Australia’s big four banks may look at changes to credit card charges next as the Turnbull government keeps up the pressure on the scandal-plagued institutions.
Yesterday, the Commonwealth got the jump on its rivals in deciding to scrap the $2 fee charged to non-customers using the banks ATMs, announcing the news in full page ads in the Sunday papers. By the end of the day, its three main rivals, Westpac, ANZ and the NAB, had joined CBA in ditching the fees, which cost Australian consumers an estimated $500 million annually on 250 million transactions.
The move came just 48 hours after treasurer Scott Morrison revealed new draft laws on bank executive accountability announced in the budget.
Morrison has given the banks just a week to respond to the proposals – a deadline Australian Bankers’ Association chief executive Anna Bligh says is too short and unfair.
The laws will give prudential regulator, APRA, powers to seek fines of up to $210 million on banks that fail to meet accountability standards, as well as disqualifying executives guilty of misbehaviour and deferring their remuneration for up to four years.
Executives and board members paid more than $500,000 are targeted under the rules, which would see a CEO have either 60% of variable pay or 40% of total remuneration – whichever one is the lesser – deferred for a minimum of four years. For other “accountable” executives, the figures are 40% and 20% respectively.
APRA will be able to take the banks for court with large ADIs facing fines up up to $210 million, while medium ADIs face $52.5 million penalties and and small ADIs $10.5 million.
“Banks remain at the centre of some of the most critical decisions in life, including buying a first home, starting a business, and saving and investing for retirement. It is therefore important that mechanisms are in place to deter poor behaviour and provide for accountability where standards of behaviour are not met,” the treasurer said on Friday.
Scott Morrison, who claimed credit for the CBA’s decision to scrap the $2 ATM fee, said the government would also be watching the banks to make sure they don’t start shutting down ATMs in the wake of the announcement.

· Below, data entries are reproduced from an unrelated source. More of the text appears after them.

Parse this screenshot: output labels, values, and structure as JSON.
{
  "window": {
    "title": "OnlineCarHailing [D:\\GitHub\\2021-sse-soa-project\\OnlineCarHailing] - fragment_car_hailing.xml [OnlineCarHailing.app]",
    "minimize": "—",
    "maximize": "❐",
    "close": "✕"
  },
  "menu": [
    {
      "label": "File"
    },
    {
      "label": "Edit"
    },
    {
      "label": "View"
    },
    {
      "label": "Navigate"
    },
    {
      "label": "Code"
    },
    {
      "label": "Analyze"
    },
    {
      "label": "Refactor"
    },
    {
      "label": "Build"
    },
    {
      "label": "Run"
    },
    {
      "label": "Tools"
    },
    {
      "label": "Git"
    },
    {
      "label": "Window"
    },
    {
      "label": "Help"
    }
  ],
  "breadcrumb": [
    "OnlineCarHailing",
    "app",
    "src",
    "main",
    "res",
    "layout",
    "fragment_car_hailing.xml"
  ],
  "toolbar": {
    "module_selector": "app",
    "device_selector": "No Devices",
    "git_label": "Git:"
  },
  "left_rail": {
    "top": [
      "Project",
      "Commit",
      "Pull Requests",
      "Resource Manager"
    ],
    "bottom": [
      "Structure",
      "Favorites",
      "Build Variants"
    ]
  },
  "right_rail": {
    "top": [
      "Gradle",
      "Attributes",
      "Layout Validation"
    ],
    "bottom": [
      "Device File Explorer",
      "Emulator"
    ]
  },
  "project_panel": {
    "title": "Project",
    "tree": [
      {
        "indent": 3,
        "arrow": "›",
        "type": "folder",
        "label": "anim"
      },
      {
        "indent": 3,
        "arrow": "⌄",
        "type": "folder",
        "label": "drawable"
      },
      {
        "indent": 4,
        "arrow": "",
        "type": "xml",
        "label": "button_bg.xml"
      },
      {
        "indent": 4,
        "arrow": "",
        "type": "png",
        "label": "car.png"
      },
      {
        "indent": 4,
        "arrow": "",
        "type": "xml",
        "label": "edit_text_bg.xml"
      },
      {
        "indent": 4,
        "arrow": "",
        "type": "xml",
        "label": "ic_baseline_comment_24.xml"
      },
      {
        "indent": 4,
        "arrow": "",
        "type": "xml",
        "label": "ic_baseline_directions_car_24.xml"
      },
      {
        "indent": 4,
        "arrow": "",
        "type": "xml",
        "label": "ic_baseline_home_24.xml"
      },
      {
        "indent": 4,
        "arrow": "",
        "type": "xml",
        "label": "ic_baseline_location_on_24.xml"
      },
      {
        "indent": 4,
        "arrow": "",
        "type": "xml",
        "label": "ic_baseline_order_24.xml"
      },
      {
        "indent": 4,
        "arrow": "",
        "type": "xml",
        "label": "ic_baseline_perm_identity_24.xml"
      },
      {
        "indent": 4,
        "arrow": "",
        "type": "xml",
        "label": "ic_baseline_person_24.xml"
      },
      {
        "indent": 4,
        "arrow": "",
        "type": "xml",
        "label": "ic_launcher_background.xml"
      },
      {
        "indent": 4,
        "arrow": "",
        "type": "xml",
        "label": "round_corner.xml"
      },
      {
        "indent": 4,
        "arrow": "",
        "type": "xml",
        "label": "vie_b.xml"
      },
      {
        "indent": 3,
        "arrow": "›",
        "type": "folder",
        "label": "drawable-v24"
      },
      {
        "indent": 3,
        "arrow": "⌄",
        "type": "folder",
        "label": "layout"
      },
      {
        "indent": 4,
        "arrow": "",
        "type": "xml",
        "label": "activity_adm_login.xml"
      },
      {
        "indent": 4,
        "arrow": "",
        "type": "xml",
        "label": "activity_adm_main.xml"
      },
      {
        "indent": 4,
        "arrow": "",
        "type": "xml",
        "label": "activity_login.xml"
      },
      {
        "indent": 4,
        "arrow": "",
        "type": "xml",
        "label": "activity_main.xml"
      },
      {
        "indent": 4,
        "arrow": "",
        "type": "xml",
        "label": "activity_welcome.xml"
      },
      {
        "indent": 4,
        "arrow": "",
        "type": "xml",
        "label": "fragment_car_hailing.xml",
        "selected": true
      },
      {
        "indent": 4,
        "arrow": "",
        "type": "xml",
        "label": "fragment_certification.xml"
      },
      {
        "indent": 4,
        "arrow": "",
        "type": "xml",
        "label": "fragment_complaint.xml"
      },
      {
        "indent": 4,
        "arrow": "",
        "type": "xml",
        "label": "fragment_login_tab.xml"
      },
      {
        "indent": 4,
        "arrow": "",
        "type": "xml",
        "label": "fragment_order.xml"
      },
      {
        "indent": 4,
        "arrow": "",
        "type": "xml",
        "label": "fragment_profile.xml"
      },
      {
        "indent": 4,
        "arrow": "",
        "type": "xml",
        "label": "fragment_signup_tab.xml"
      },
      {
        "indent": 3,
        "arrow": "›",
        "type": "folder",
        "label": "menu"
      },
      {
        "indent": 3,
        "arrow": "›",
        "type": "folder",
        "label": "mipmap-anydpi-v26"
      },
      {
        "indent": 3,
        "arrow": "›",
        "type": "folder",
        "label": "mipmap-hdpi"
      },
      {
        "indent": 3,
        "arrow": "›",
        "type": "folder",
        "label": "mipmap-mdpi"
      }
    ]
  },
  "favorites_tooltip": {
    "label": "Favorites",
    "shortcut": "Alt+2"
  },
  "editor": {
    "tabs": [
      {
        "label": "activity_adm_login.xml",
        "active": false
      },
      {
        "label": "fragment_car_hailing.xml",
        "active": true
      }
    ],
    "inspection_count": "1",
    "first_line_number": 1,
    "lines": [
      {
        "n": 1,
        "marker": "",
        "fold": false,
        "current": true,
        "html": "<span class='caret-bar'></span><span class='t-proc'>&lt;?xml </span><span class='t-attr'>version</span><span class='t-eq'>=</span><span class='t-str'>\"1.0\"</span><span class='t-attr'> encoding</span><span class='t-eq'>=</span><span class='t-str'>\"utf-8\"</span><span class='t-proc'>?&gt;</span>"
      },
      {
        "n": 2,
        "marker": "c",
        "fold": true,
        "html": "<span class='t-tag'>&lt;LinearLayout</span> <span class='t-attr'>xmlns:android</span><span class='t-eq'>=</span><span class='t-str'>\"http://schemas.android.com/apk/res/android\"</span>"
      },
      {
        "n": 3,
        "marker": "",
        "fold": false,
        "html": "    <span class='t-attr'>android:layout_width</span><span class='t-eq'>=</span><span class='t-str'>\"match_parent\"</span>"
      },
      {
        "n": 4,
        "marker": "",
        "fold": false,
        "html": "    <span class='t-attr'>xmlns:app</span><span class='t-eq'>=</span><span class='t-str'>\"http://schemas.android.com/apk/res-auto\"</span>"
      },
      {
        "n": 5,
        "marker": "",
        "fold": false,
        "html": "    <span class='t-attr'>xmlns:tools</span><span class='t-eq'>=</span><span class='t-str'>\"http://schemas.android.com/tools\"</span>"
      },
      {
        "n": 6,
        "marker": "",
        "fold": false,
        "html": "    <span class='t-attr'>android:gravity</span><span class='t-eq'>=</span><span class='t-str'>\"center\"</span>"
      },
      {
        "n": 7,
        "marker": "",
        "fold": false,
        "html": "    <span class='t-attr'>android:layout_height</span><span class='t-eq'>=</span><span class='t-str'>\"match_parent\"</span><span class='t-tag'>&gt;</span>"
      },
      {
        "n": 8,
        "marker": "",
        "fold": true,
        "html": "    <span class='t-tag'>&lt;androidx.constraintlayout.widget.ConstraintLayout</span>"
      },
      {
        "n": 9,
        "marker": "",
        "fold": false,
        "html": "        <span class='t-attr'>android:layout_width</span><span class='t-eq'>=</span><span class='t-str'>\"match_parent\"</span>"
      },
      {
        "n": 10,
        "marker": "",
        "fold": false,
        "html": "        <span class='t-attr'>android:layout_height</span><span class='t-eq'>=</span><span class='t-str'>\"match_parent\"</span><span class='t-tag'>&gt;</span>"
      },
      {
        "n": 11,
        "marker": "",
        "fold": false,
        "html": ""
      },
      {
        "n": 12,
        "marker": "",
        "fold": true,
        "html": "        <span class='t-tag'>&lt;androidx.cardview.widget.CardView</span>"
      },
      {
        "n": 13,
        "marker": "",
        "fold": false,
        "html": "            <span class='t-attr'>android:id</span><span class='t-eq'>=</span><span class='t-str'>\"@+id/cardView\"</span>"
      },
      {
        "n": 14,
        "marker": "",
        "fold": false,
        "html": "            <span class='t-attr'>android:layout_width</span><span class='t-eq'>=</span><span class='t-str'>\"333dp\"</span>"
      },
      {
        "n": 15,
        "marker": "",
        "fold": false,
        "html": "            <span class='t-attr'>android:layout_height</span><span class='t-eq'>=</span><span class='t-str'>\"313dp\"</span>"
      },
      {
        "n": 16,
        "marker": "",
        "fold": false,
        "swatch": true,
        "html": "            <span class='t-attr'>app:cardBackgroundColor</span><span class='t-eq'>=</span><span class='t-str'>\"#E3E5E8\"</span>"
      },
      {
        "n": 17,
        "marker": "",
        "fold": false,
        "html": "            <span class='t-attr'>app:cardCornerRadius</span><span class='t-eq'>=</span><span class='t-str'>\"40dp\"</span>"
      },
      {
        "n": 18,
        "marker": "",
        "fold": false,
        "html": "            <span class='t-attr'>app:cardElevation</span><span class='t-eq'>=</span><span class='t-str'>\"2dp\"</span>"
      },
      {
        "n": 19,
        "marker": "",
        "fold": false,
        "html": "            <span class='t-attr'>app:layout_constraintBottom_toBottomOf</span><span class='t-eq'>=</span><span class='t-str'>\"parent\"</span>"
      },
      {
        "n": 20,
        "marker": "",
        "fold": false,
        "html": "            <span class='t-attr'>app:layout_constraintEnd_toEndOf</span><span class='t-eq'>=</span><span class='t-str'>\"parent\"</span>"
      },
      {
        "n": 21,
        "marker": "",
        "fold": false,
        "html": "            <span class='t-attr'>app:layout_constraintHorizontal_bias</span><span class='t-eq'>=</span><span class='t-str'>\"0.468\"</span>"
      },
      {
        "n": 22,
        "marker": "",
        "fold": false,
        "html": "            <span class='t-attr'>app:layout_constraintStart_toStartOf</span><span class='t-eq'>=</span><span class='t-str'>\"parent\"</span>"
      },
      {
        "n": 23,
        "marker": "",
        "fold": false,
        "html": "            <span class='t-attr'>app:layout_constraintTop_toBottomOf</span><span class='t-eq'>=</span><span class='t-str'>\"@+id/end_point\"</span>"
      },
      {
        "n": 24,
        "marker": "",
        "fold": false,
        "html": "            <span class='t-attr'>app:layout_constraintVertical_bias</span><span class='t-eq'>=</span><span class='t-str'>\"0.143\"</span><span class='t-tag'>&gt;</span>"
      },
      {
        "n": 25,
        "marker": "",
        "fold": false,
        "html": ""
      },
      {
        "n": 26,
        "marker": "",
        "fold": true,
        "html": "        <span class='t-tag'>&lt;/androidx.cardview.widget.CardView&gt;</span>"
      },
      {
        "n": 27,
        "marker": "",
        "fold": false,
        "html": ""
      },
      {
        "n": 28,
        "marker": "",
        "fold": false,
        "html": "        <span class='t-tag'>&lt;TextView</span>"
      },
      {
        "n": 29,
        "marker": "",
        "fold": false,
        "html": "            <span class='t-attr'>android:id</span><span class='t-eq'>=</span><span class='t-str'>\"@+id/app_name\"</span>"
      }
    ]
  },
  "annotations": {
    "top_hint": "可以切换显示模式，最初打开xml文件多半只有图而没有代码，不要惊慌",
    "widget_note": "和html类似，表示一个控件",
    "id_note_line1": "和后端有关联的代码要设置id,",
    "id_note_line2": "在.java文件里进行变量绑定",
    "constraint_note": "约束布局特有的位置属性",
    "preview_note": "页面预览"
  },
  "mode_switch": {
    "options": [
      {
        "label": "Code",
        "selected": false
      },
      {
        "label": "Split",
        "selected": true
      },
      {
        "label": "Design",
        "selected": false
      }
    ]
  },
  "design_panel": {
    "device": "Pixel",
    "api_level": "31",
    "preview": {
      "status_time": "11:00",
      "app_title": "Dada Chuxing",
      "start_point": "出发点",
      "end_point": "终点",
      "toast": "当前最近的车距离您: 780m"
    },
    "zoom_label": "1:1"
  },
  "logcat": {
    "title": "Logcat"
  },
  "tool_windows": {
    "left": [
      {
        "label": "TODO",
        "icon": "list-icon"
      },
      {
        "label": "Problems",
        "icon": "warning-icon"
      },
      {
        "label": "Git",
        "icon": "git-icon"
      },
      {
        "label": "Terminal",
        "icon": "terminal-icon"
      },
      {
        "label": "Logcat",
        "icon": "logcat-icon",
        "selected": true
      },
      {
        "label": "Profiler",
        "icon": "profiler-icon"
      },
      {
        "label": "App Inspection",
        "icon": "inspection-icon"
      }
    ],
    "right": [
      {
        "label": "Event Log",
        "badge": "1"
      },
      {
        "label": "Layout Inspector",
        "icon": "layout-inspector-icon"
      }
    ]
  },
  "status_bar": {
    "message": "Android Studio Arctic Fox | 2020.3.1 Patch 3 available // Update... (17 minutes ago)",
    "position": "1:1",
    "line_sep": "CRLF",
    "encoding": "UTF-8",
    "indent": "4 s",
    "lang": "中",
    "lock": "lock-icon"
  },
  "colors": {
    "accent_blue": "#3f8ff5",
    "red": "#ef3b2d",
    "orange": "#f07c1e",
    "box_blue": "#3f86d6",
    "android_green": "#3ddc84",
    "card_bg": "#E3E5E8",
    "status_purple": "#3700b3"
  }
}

“I don’t know why they’d want to withdraw services to customers because I think their customers would respond appropriately to that,” he told ABC Radio National on Monday.
“There’s a whole range of costs that are thankfully and usefully coming out of the system now and this is another one. We’re taking action and it’s good to see the banks have too.”
Asked about credit card and late payment fees, Morrison hinted to ABC RN that more changes are coming.
“I think there’ll be some more news to come there. These are issues that are also being pursued through the House Committee on Economics… around those issues on credit cards,” he said.
“There are also some issues I’m continuing to work about where the fees go when you tap your contactless card at the supermarket.
“Which fees are you paying? You’re paying the credit card fee or the half per cent fee that comes out of your debit card. They’re issues we’re still very keenly focussed on.”
Morrison again ruled out any chance of a royal commission into the banks, saying the government was acting while Labor’s proposal would take three years before they would begin to act.
“Australians want us to do something now. Labor is being left behind on this,” he said.